Per un attimo sembrò che Madre Jujy fosse sul punto di spedire lo stremato demone a raggiungere il gatto a suon di bastonate.

— Ah, e così il mio sangue non sarebbe abbastanza buono per te, eh? — urlò con la voce strozzata dalla rabbia. — Il sangue di Madre Jujy non sarebbe abbastanza buono per un sudicio nanerottolo avvizzito? Avanti, qui svelto, prima che Madre Jujy ti riduca in poltiglia e faccia a Grimalkin una giacca rossa con la tua pelliccia!

E, strattonandosi la veste, si scoprì la spalla giallastra e ossuta.

— Madre Jujy dice sul serio? — le chiese il demone con voce flebile, scrutandola dall’ingrata posizione in cui si trovava. — Madre Jujy non sta ingannando Dickon?

— Adesso mi dai anche della bugiarda? — gracchiò la vecchia strega. — Ancora una domanda del genere e ti pentirai di avere la lingua tanto lunga. Avanti, mangia, sudicio nanerottolo! — concluse bruscamente attaccandoselo alla spalla.

Per alcuni secondi ci fu silenzio. Poi Madre Jujy si dimenò nervosamente. — Mi fai solletico — protestò.

— Madre Jujy ha la pelle dura — si scusò Dickon.

Di nuovo sembrò che la strega fosse sul punto di farlo volare al capo opposto della galleria. Le sue gracili membra tremavano per la rabbia.

— La pelle dura? La pelle dura? Quand’era giovane Madre Jujy aveva la pelle più morbida di tutta Megateopoli! Razza di orribile fantoccio senza sesso che non sei altro! Per te è un onore anche solo appoggiarci sopra la tua bocca avvizzita!

A poco a poco, la sua sfuriata si ridusse a un acido borbottio, che alla fine si acquietò. Per lunghi minuti, il silenzio freddo e umido che li circondava fu interrotto soltanto dai miagolii di gelosia di Grimalkin, che misurava con impazienza l’oscurità del tunnel, lanciando occhiate assassine al nuovo cucciolo della sua padrona.

Alla fine, il demonietto alzò la testa. Adesso i suoi movimenti erano rapidi e straordinariamente pieni di vitalità.

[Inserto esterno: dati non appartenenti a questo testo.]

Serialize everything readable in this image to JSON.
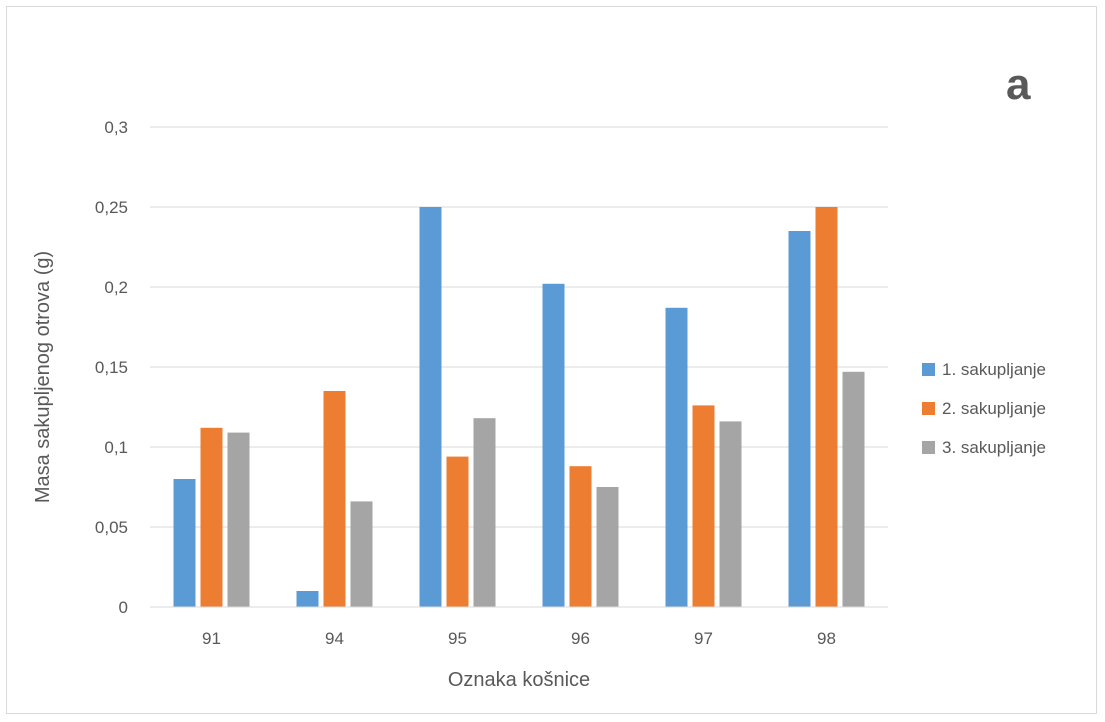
{
  "panel_letter": "a",
  "chart_data": {
    "type": "bar",
    "title": "",
    "xlabel": "Oznaka košnice",
    "ylabel": "Masa sakupljenog otrova (g)",
    "categories": [
      "91",
      "94",
      "95",
      "96",
      "97",
      "98"
    ],
    "series": [
      {
        "name": "1. sakupljanje",
        "color": "#5b9bd5",
        "values": [
          0.08,
          0.01,
          0.25,
          0.202,
          0.187,
          0.235
        ]
      },
      {
        "name": "2. sakupljanje",
        "color": "#ed7d31",
        "values": [
          0.112,
          0.135,
          0.094,
          0.088,
          0.126,
          0.25
        ]
      },
      {
        "name": "3. sakupljanje",
        "color": "#a5a5a5",
        "values": [
          0.109,
          0.066,
          0.118,
          0.075,
          0.116,
          0.147
        ]
      }
    ],
    "ylim": [
      0,
      0.3
    ],
    "yticks": [
      0,
      0.05,
      0.1,
      0.15,
      0.2,
      0.25,
      0.3
    ],
    "ytick_labels": [
      "0",
      "0,05",
      "0,1",
      "0,15",
      "0,2",
      "0,25",
      "0,3"
    ],
    "grid": true,
    "legend_position": "right"
  }
}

— Dickon si sente leggero come l’aria — cinguettò con grande vivacità. — Nessun compito è troppo difficile per lui adesso. — Poi assunse di colpo un tono di grande rispetto. — Il tuo sangue era molto, molto buono, Madre Jujy, anche se era pieno di strane emozioni. Non ha fatto alcun male a Dickon. Oh, Madre Jujy, come potrà mai ripagarti Dickon? Come potranno suo fratello e i compagni di suo fratello saldare il loro debito? La mente di Dickon è troppo piccola per poter misurare l’importanza del favore che gli hai reso. Dickon non ha parole per descrivere…

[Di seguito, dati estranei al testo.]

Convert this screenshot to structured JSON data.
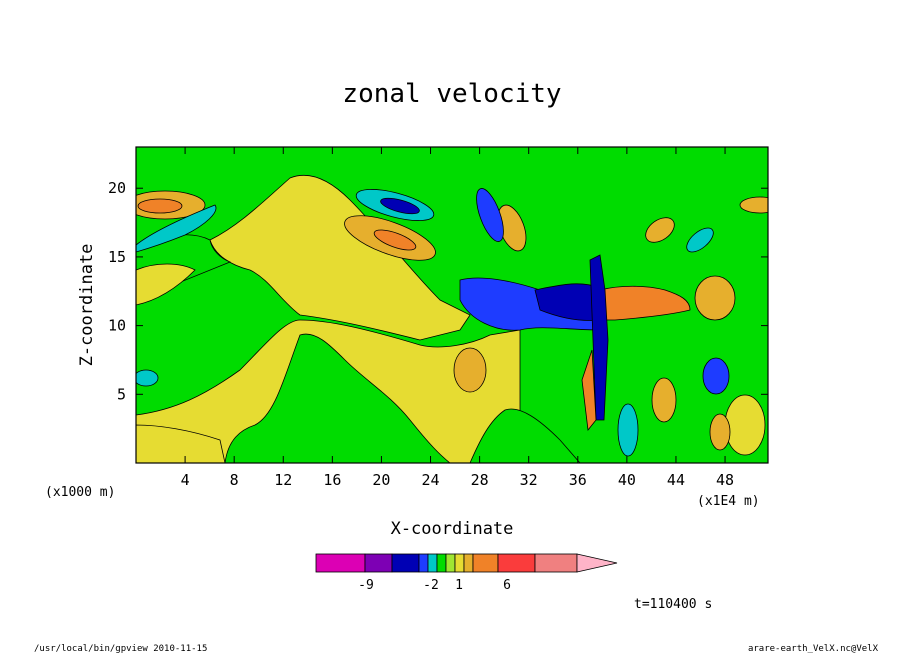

— Per descrivere che cosa? Come stai a sprecare tempo prezioso ad adularmi, mentre il mondo intero attende l’esito della tua missione? — lo interruppe Madre Jujy. — Sparisci! — E con la mano libera gli diede una spinta che, nel debole gesto delle dita, si confuse con una rapida carezza al pelo ramato.

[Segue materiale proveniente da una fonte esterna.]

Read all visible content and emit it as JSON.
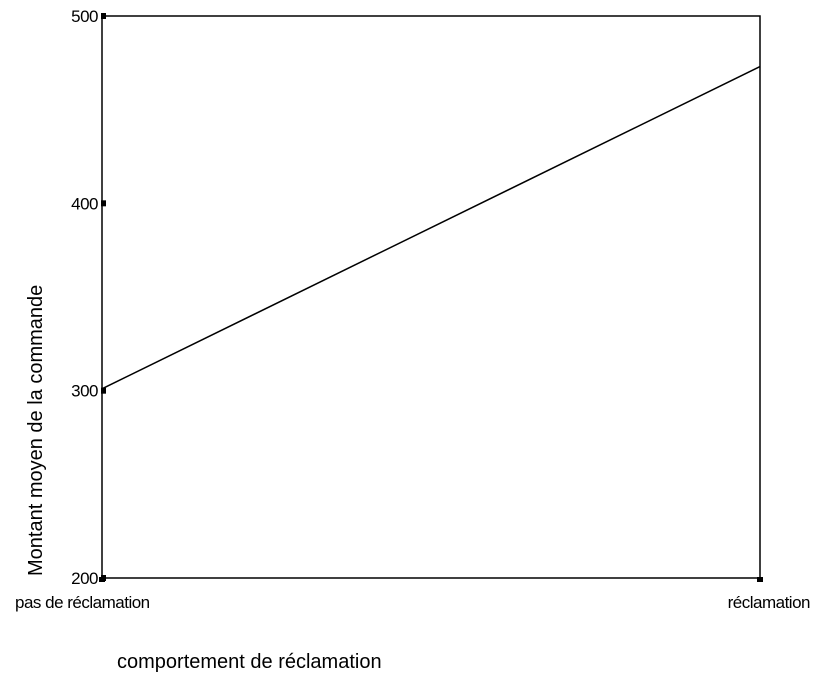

Lui le restituì un sorriso grinzoso. Quindi, con uno scatto fulmineo, che fece tremare l’aria umida della galleria e lasciò la povera Grimalkin a prendere a zampate il vuoto, si dileguò nell’oscurità, nella direzione opposta a quella dalla quale la strega era venuta.

Per molti minuti, Madre Jujy inseguì con lo sguardo l’ombra di Dickon inghiottita dalla tenebra, mentre dalla candela che le tremava fra le dita incerte, cadevano minuscole goccioline di cera che, appena toccavano il suolo freddo, si indurivano e sbiancavano.

— Forse ce la faranno — mormorò fra sé e sé, la voce rotta da un’emozione che non avrebbe mai confessato a nessuno se non a Grimalkin. — Che Satanas li aiuti. E chissà, forse ce la faranno davvero.